Keeping these measures in place until a vaccine is available will cause irreparable damage, with the underprivileged disproportionately harmed.

Fortunately, our understanding of the virus is growing. We know that vulnerability to death from COVID-19 is more than a thousand-fold higher in the old and infirm than the young. Indeed, for children, COVID-19 is less dangerous than many other harms, including influenza.

As immunity builds in the population, the risk of infection to all – including the vulnerable – falls. We know that all populations will eventually reach herd immunity – i.e. the point at which the rate of new infections is stable – and that this can be assisted by (but is not dependent upon) a vaccine. Our goal should therefore be to minimize mortality and social harm until we reach herd immunity.

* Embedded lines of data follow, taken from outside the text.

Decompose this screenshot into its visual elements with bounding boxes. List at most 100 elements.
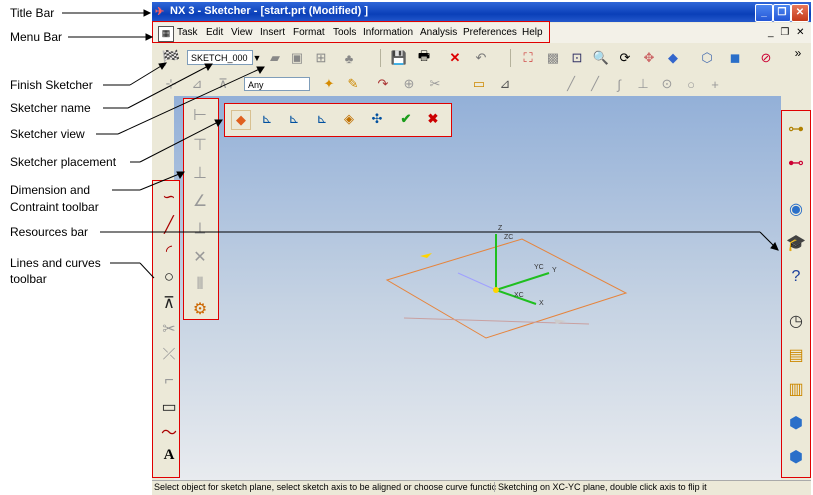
part-navigator-icon[interactable]: ⊷ (786, 153, 806, 173)
select-filter-icon[interactable]: ✎ (344, 75, 362, 93)
annotation-sketcher-placement: Sketcher placement (10, 155, 117, 169)
project-icon[interactable]: ⊕ (400, 75, 418, 93)
axis-x-small-label: X (539, 300, 544, 307)
curve-tool-icon[interactable]: ∫ (610, 75, 628, 93)
circle-center-icon[interactable]: ⊙ (658, 75, 676, 93)
vertical-dimension-icon[interactable]: ⊥ (190, 163, 210, 183)
graphics-viewport[interactable]: ZC Z YC Y XC X (174, 96, 781, 480)
palette-icon[interactable]: ▥ (786, 379, 806, 399)
plane-xc-yc-icon[interactable]: ⊾ (258, 110, 276, 128)
sketch-plane-outline (385, 238, 628, 339)
pan-icon[interactable]: ✥ (640, 49, 658, 67)
quick-extend-icon[interactable]: ⤫ (159, 345, 179, 365)
plane-yc-zc-icon[interactable]: ⊾ (285, 110, 303, 128)
plane-zc-xc-icon[interactable]: ⊾ (313, 110, 331, 128)
delete-icon[interactable]: ✕ (446, 49, 464, 67)
infer-icon[interactable]: ⊼ (214, 75, 232, 93)
axis-z-label: ZC (504, 234, 513, 241)
title-bar[interactable]: ✈ NX 3 - Sketcher - [start.prt (Modified… (152, 2, 811, 22)
resources-bar: ⊶ ⊷ ◉ 🎓 ? ◷ ▤ ▥ ⬢ ⬢ (781, 110, 811, 478)
annotation-sketcher-view: Sketcher view (10, 127, 85, 141)
profile-icon[interactable]: ∽ (159, 187, 179, 207)
text-tool-icon[interactable]: A (159, 445, 179, 465)
quick-trim-icon[interactable]: ✂ (426, 75, 444, 93)
hidden-axis-line (457, 272, 497, 291)
snap-icon[interactable]: ⊹ (162, 75, 180, 93)
measure-icon[interactable]: ⊿ (496, 75, 514, 93)
view-cube-icon[interactable]: ⬡ (698, 49, 716, 67)
annotation-dimension-toolbar-line1: Dimension and (10, 183, 91, 197)
quick-trim-icon[interactable]: ✂ (159, 319, 179, 339)
help-icon[interactable]: ? (786, 267, 806, 287)
history-icon[interactable]: ◷ (786, 311, 806, 331)
studio-spline-icon[interactable]: 〜 (159, 421, 179, 442)
placement-icon[interactable]: ♣ (340, 49, 358, 67)
process-studio-icon[interactable]: ⬢ (786, 413, 806, 433)
sketcher-placement-toolbar: ◆ ⊾ ⊾ ⊾ ◈ ✣ ✔ ✖ (224, 103, 452, 137)
maximize-button[interactable]: ❐ (773, 4, 791, 22)
close-button[interactable]: ✕ (791, 4, 809, 22)
toolbar-overflow-icon[interactable]: » (789, 44, 807, 62)
zoom-box-icon[interactable]: ▩ (544, 49, 562, 67)
ok-checkmark-icon[interactable]: ✔ (397, 110, 415, 128)
finish-sketcher-flag-icon[interactable]: 🏁 (162, 49, 181, 67)
derived-lines-icon[interactable]: ⊼ (159, 293, 179, 313)
rotate-icon[interactable]: ⟳ (616, 49, 634, 67)
line-tool-2-icon[interactable]: ╱ (586, 75, 604, 93)
zoom-region-icon[interactable]: ⊡ (568, 49, 586, 67)
angular-dimension-icon[interactable]: ∠ (190, 191, 210, 211)
annotation-sketcher-name: Sketcher name (10, 101, 91, 115)
sketch-plane-graphic: ZC Z YC Y XC X (385, 225, 628, 339)
fillet-icon[interactable]: ⌐ (159, 371, 179, 391)
status-prompt: Select object for sketch plane, select s… (154, 482, 497, 492)
constraint-icon[interactable]: ⊿ (188, 75, 206, 93)
constraint-icon[interactable]: ⟂ (190, 219, 210, 239)
roles-icon[interactable]: ⬢ (786, 447, 806, 467)
sketch-name-value: SKETCH_000 (191, 53, 248, 63)
ruler-icon[interactable]: ▭ (470, 75, 488, 93)
annotation-lines-curves-line2: toolbar (10, 272, 47, 286)
render-style-icon[interactable]: ◼ (726, 49, 744, 67)
line-tool-icon[interactable]: ╱ (562, 75, 580, 93)
cancel-x-icon[interactable]: ✖ (424, 110, 442, 128)
type-filter-dropdown[interactable]: Any (244, 77, 310, 91)
assembly-navigator-icon[interactable]: ⊶ (786, 119, 806, 139)
undo-icon[interactable]: ↶ (472, 49, 490, 67)
reuse-library-icon[interactable]: ▤ (786, 345, 806, 365)
orient-view-icon[interactable]: ▰ (266, 49, 284, 67)
nx-window: ✈ NX 3 - Sketcher - [start.prt (Modified… (152, 2, 811, 495)
rectangle-icon[interactable]: ▭ (159, 397, 179, 417)
circle-icon[interactable]: ○ (159, 267, 179, 287)
datum-plane-icon[interactable]: ◈ (340, 110, 358, 128)
arc-icon[interactable]: ◜ (159, 241, 179, 261)
type-filter-value: Any (248, 80, 264, 90)
save-icon[interactable]: 💾 (390, 49, 408, 67)
horizontal-dimension-icon[interactable]: ⊤ (190, 135, 210, 155)
fit-view-icon[interactable]: ⛶ (519, 49, 537, 67)
chevron-down-icon[interactable]: ▼ (248, 49, 266, 67)
line-icon[interactable]: ╱ (159, 215, 179, 235)
selection-intent-icon[interactable]: ✦ (320, 75, 338, 93)
minimize-button[interactable]: _ (755, 4, 773, 22)
inferred-dimension-icon[interactable]: ⊢ (190, 105, 210, 125)
print-icon[interactable]: 🖶 (415, 48, 433, 67)
reattach-icon[interactable]: ▣ (288, 49, 306, 67)
toolbar-separator (510, 49, 511, 67)
shaded-icon[interactable]: ◆ (664, 49, 682, 67)
document-window-controls[interactable]: _ ❐ ✕ (768, 27, 806, 38)
alternate-solution-icon[interactable]: ⚙ (190, 299, 210, 319)
circle-icon[interactable]: ○ (682, 75, 700, 93)
web-browser-icon[interactable]: ◉ (786, 199, 806, 219)
point-icon[interactable]: + (706, 75, 724, 93)
grid-icon[interactable]: ⊞ (312, 49, 330, 67)
csys-icon[interactable]: ✣ (368, 110, 386, 128)
perpendicular-icon[interactable]: ⊥ (634, 75, 652, 93)
show-constraints-icon[interactable]: ✕ (190, 247, 210, 267)
layer-icon[interactable]: ⊘ (757, 49, 775, 67)
zoom-icon[interactable]: 🔍 (592, 49, 610, 67)
training-icon[interactable]: 🎓 (786, 233, 806, 253)
plane-on-face-icon[interactable]: ◆ (231, 110, 251, 130)
sketch-name-dropdown[interactable]: SKETCH_000 (187, 50, 253, 65)
offset-icon[interactable]: ↷ (374, 75, 392, 93)
convert-reference-icon[interactable]: ⦀ (190, 275, 210, 295)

The most compassionate approach that balances the risks and benefits of reaching herd immunity, is to allow those who are at minimal risk of death to live their lives normally to build up immunity to the virus through natural infection, while better protecting those who are at highest risk. We call this Focused Protection.

On 8 October 2020, Gregg Gonsalves wrote “Focused Protection, Herd Immunity, and Other Deadly Delusions” in The Nation.

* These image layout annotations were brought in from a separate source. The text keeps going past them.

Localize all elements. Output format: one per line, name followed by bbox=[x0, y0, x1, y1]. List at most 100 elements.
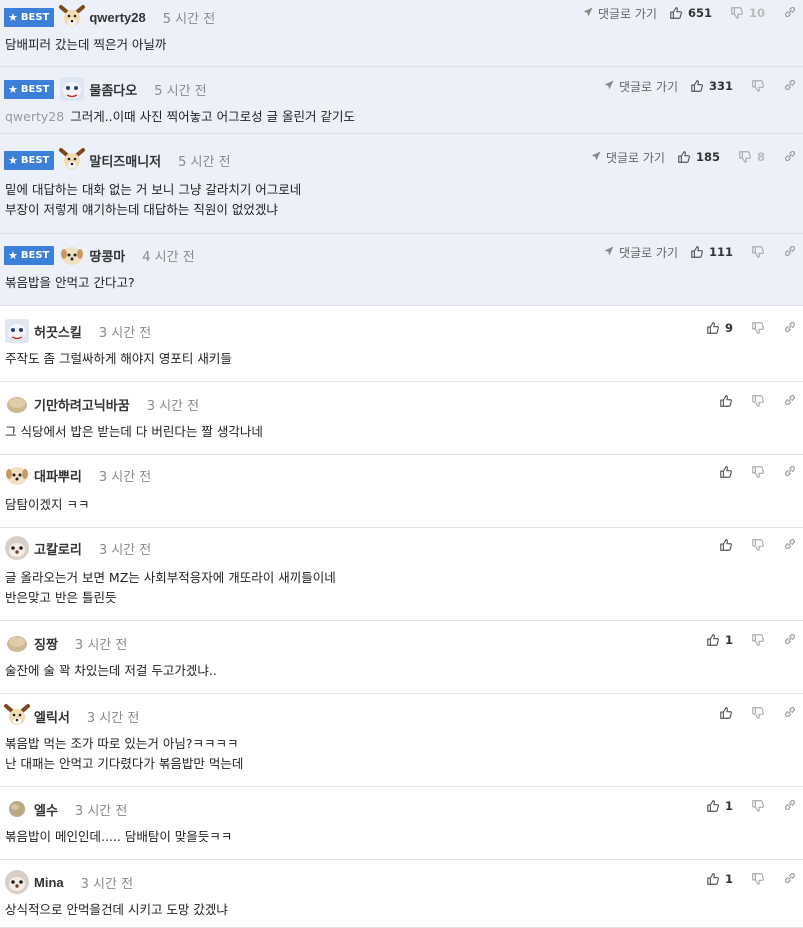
avatar[interactable] bbox=[4, 391, 30, 417]
avatar[interactable] bbox=[4, 318, 30, 344]
upvote-button[interactable]: 9 bbox=[706, 321, 733, 335]
thumbs-up-icon bbox=[719, 394, 733, 408]
upvote-button[interactable]: 1 bbox=[706, 872, 733, 886]
downvote-button[interactable] bbox=[751, 245, 765, 259]
copy-link-button[interactable] bbox=[783, 78, 797, 95]
downvote-button[interactable]: 10 bbox=[730, 6, 765, 20]
avatar[interactable] bbox=[59, 4, 85, 30]
comment-line-text: 담탐이겠지 ㅋㅋ bbox=[5, 497, 90, 512]
thumbs-down-icon bbox=[751, 394, 765, 408]
copy-link-button[interactable] bbox=[783, 149, 797, 166]
best-badge: ★ BEST bbox=[4, 150, 55, 170]
downvote-button[interactable] bbox=[751, 538, 765, 552]
avatar[interactable] bbox=[4, 869, 30, 895]
comment-nickname[interactable]: 말티즈매니저 bbox=[89, 151, 161, 170]
copy-link-button[interactable] bbox=[783, 705, 797, 722]
comment-nickname[interactable]: 고칼로리 bbox=[34, 539, 82, 558]
downvote-button[interactable] bbox=[751, 872, 765, 886]
link-icon bbox=[783, 464, 797, 481]
comment-line: 난 대패는 안먹고 기다렸다가 볶음밥만 먹는데 bbox=[5, 754, 243, 774]
goto-comment-button[interactable]: 댓글로 가기 bbox=[603, 244, 678, 261]
send-arrow-icon bbox=[603, 79, 619, 94]
goto-comment-button[interactable]: 댓글로 가기 bbox=[582, 5, 657, 22]
copy-link-button[interactable] bbox=[783, 798, 797, 815]
comment-line-text: 주작도 좀 그럴싸하게 해야지 영포티 새키들 bbox=[5, 351, 232, 366]
upvote-button[interactable] bbox=[719, 538, 733, 552]
comment-line: 글 올라오는거 보면 MZ는 사회부적응자에 개또라이 새끼들이네 bbox=[5, 568, 336, 588]
comment-nickname[interactable]: 기만하려고닉바꿈 bbox=[34, 395, 130, 414]
avatar[interactable] bbox=[4, 535, 30, 561]
avatar[interactable] bbox=[4, 462, 30, 488]
comment-nickname[interactable]: Mina bbox=[34, 875, 64, 890]
downvote-button[interactable] bbox=[751, 79, 765, 93]
upvote-button[interactable]: 651 bbox=[669, 6, 712, 20]
comment-time: 5 시간 전 bbox=[154, 83, 207, 99]
comment-nickname[interactable]: 허끗스킬 bbox=[34, 322, 82, 341]
avatar[interactable] bbox=[4, 703, 30, 729]
thumbs-down-icon bbox=[751, 245, 765, 259]
comment-time: 3 시간 전 bbox=[98, 469, 152, 485]
comment-nickname[interactable]: 대파뿌리 bbox=[34, 466, 82, 485]
comment-time: 3 시간 전 bbox=[86, 710, 140, 726]
thumbs-down-icon bbox=[751, 633, 765, 647]
comment-header: ★ BEST 물좀다오 5 시간 전 bbox=[4, 74, 207, 104]
link-icon bbox=[783, 798, 797, 815]
upvote-button[interactable]: 331 bbox=[690, 79, 733, 93]
copy-link-button[interactable] bbox=[783, 393, 797, 410]
downvote-button[interactable] bbox=[751, 799, 765, 813]
comment-line: 담탐이겠지 ㅋㅋ bbox=[5, 495, 89, 515]
goto-comment-button[interactable]: 댓글로 가기 bbox=[590, 149, 665, 166]
comment-line: 반은맞고 반은 틀린듯 bbox=[5, 588, 336, 608]
send-arrow-icon bbox=[582, 6, 598, 21]
goto-comment-label: 댓글로 가기 bbox=[618, 245, 678, 260]
copy-link-button[interactable] bbox=[783, 464, 797, 481]
upvote-count: 185 bbox=[695, 150, 720, 164]
copy-link-button[interactable] bbox=[783, 320, 797, 337]
thumbs-up-icon bbox=[719, 538, 733, 552]
thumbs-down-icon bbox=[751, 321, 765, 335]
downvote-button[interactable]: 8 bbox=[738, 150, 765, 164]
comment-nickname[interactable]: qwerty28 bbox=[89, 10, 145, 25]
copy-link-button[interactable] bbox=[783, 871, 797, 888]
comment-line: 술잔에 술 꽉 차있는데 저걸 두고가겠냐.. bbox=[5, 661, 217, 681]
goto-comment-button[interactable]: 댓글로 가기 bbox=[603, 78, 678, 95]
downvote-button[interactable] bbox=[751, 321, 765, 335]
comment-nickname[interactable]: 물좀다오 bbox=[89, 80, 137, 99]
upvote-button[interactable]: 1 bbox=[706, 799, 733, 813]
avatar[interactable] bbox=[59, 147, 85, 173]
comment-nickname[interactable]: 땅콩마 bbox=[89, 246, 125, 265]
upvote-button[interactable] bbox=[719, 394, 733, 408]
copy-link-button[interactable] bbox=[783, 244, 797, 261]
upvote-button[interactable] bbox=[719, 465, 733, 479]
comment-nickname[interactable]: 징짱 bbox=[34, 634, 58, 653]
downvote-button[interactable] bbox=[751, 394, 765, 408]
reply-to-nickname[interactable]: qwerty28 bbox=[5, 109, 64, 124]
comment-line-text: 볶음밥 먹는 조가 따로 있는거 아님?ㅋㅋㅋㅋ bbox=[5, 736, 239, 751]
avatar[interactable] bbox=[59, 242, 85, 268]
avatar[interactable] bbox=[59, 76, 85, 102]
comment-line-text: 그 식당에서 밥은 받는데 다 버린다는 짤 생각나네 bbox=[5, 424, 263, 439]
upvote-button[interactable] bbox=[719, 706, 733, 720]
upvote-button[interactable]: 111 bbox=[690, 245, 733, 259]
link-icon bbox=[783, 705, 797, 722]
downvote-button[interactable] bbox=[751, 465, 765, 479]
upvote-count: 9 bbox=[724, 321, 733, 335]
copy-link-button[interactable] bbox=[783, 537, 797, 554]
downvote-button[interactable] bbox=[751, 633, 765, 647]
avatar[interactable] bbox=[4, 630, 30, 656]
copy-link-button[interactable] bbox=[783, 5, 797, 22]
avatar[interactable] bbox=[4, 796, 30, 822]
comment-nickname[interactable]: 엘수 bbox=[34, 800, 58, 819]
comment-nickname[interactable]: 엘릭서 bbox=[34, 707, 70, 726]
comment-line: 상식적으로 안먹을건데 시키고 도망 갔겠냐 bbox=[5, 900, 228, 920]
downvote-button[interactable] bbox=[751, 706, 765, 720]
upvote-button[interactable]: 1 bbox=[706, 633, 733, 647]
upvote-count: 111 bbox=[708, 245, 733, 259]
upvote-button[interactable]: 185 bbox=[677, 150, 720, 164]
comment-text: 글 올라오는거 보면 MZ는 사회부적응자에 개또라이 새끼들이네 반은맞고 반은… bbox=[5, 568, 336, 608]
link-icon bbox=[783, 320, 797, 337]
comment-actions: 1 bbox=[706, 627, 797, 653]
copy-link-button[interactable] bbox=[783, 632, 797, 649]
thumbs-up-icon bbox=[677, 150, 691, 164]
comment-line-text: 부장이 저렇게 얘기하는데 대답하는 직원이 없었겠냐 bbox=[5, 202, 278, 217]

On 14 October, NIH director Francis Collins responded to the GBD in this quote by the Washington Post:

“What I worry about with this is it’s being presented as if it’s a major alternative view that’s held by large numbers of experts in the scientific community. That is not true,” Collins, NIH director, said in an interview.

“This is a fringe component of epidemiology. This is not mainstream science. It’s dangerous. It fits into the political views of certain parts of our confused political establishment,” he said. “I’m sure it will be an idea that someone can wrap themselves in as a justification for skipping wearing masks or social distancing and just doing whatever they damn well please.”

On 6 November 2020, an opinion piece by a public health professor at Syracuse University, Brooks B. Gump, was published in U.S. News & World Report: “The Great Barrington Declaration: When Arrogance Leads to Recklessness.”

These publications critical of the Great Barrington Declaration are not the only ones — not at all. It is informative to note that an email obtained through a Freedom of Information Act request, obtained by the American Institute for Economic Research, shows some planning of a public takedown of the Great Barrington Declaration and its authors. Here is a screenshot of that email:

Whatever the outcome of the COVID-19 policies, and we are living with the aftermath of many, we all need to read more history. In the meantime, we can all work at being more charitable toward one another.

References

1. Baskett, Thomas F. “Semmelweis, Ignac Philipp (1818-1865): Puerperal Sepsis.” Essay. In On the Shoulders of Giants: Eponyms and Names in Obstetrics and Gynaecology, 201–3. London, England: RCOG Press, 2001.

2. Hellman, Hal. “Semmelweis versus the Viennese Medical Establishment.” Essay. In Great Feuds in Medicine Ten of the Liveliest Disputes Ever, 33–51. New York, NY: John Wiley & Sons, 2001.